As the title implies this unit centres around the idea of the students exploring the personal histories, and possible one of the most powerful situations for authentic integration of ICTs I have ever seen.
What is possibly most exciting is the way the use of technology has evolved so naturally - from a very simple premise to something which is now incredibly sophisticated, and yet the majority of Grade 3 students take it all in their stride.
In essence this unit is simply about using PowerPoint to create a slideshow that tells their family stories, with a particular emphasis on the key concepts of connection and change. This year the team decided to shift the tool away from PowerPoint to Google Presentations mainly because its web situated context opens up more options for home/school collaboration which is a powerful aspect of this unit, as the children's parent are, in effect, the primary source for most of the children's inquiries.
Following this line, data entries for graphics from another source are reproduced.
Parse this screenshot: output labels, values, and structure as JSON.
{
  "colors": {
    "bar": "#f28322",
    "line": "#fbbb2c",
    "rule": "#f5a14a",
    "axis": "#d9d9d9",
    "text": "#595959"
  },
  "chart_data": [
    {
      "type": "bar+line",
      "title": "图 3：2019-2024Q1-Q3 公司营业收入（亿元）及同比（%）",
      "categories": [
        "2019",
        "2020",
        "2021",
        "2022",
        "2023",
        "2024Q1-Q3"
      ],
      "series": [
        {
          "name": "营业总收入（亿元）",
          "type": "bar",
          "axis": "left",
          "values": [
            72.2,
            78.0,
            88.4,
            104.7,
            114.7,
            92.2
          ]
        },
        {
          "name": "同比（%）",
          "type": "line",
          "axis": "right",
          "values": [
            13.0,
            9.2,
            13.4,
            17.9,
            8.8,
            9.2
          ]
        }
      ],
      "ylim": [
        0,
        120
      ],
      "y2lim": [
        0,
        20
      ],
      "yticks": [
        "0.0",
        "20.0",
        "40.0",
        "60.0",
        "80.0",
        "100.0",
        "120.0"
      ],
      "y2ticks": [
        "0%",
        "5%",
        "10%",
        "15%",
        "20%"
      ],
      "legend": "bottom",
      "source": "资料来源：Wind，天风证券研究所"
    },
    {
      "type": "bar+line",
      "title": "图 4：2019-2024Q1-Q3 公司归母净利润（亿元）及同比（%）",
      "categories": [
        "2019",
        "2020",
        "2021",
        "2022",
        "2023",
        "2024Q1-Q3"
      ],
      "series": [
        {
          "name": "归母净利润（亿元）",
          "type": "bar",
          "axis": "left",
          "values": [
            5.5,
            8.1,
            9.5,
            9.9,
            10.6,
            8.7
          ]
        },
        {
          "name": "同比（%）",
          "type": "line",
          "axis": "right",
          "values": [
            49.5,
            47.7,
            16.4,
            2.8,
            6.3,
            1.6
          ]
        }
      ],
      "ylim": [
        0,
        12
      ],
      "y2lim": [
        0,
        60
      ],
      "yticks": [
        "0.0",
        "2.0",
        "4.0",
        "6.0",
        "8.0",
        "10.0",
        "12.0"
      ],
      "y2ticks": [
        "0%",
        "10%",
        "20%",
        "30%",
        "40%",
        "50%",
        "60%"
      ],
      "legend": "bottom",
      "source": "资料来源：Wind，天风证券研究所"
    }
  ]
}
Very quickly other forms of ICT were utilised to contribute to this process, starting with the use of Picasa to facilitate the children's collection images of family and related images. Sure they could do this via email, or memory sticks, (and some did) but Picasa automatically takes care of resizing, they can be uploaded and accessed from anywhere with an internet connection. Then once a collection of images (and album) is formed, the children can easily insert those images into their Google Presentation by using the 'Copy Image Address' option, and pasting that in via the Insert > Image command.
Next it became apparent that the students would need to crop some of the images, eg, to isolate Grandad's portrait from within a family group photograph. So instead of fiddling about downloading and editing with Microsoft Picture Manager or Preview, all they had to do was edit and crop any image in IN Picasa, using Piknik, and then save it as a copy.
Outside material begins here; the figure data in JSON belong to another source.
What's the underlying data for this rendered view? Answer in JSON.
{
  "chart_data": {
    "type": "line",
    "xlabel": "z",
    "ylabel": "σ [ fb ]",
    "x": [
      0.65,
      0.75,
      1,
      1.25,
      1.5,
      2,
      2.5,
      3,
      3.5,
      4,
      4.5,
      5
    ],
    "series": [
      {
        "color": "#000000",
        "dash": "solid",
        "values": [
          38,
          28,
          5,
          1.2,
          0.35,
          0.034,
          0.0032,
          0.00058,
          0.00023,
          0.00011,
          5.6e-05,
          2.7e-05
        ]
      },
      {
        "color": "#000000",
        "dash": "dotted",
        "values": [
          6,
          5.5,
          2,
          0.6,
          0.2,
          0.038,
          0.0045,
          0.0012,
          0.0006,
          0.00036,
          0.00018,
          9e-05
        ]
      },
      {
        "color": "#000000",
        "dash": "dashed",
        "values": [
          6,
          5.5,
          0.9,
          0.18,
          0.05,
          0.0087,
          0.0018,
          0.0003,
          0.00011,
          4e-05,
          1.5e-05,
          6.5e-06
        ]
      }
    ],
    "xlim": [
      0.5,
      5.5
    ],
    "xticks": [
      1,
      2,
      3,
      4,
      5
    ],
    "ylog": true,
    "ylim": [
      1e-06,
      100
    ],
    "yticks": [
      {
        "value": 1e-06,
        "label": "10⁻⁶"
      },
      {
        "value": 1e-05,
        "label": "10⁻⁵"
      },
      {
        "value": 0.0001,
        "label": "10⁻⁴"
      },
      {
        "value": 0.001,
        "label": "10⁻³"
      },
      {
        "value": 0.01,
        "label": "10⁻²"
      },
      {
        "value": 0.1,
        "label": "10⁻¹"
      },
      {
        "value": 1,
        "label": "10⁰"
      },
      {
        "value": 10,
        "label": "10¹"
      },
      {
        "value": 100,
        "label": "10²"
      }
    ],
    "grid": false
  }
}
Next we utlised the Draw tool within Google Presentation within a Google Drawing (inserted into a Presentation slide). Students learned how to search Google images effectively in order to locate and insert a map of the region of the earth that is relevant to their family (his)story. then they were able to annotate and label the image to indicate the movement of their ancestors within the last few generations.
We were then able to capitalise on these skills by using a similar technique to build a family tree using another Google drawing, one that plots the family back to Grandparents, and in some cases great grandparents, using the same technique of image annotation within a Google drawing.
At this point the students were ready to use a time-line program, in this case Timeliner XL to take the results of their inquiry as evident in their family tree to plot a family tree that automatically organises events chronologically using years to mark important events. From that point they were able to develop the time-line in line with the ongoing enquiries, adding basic images from the program resource library, Google and of course their growing Picasa album of family images.
Next the students brought home iPod Touches to record an interview/s with
their parents. This video was then transferred to a school drive,
where the students could consult and review the footage to assist with
the reminder of their presentations, where they independently created a
series of slides to compete their individual family stories.
Once the time-line was complete students were guided through the process of exporting the time-line as an image and then inserting that image into their presentation.
Wow - this has come along way from being 'just' a PowerPoint Presentation.
Finally, as their presentations were already online, it was a relatively simple matter to share these with the peers, their teachers, their parents, and of course their grandparents!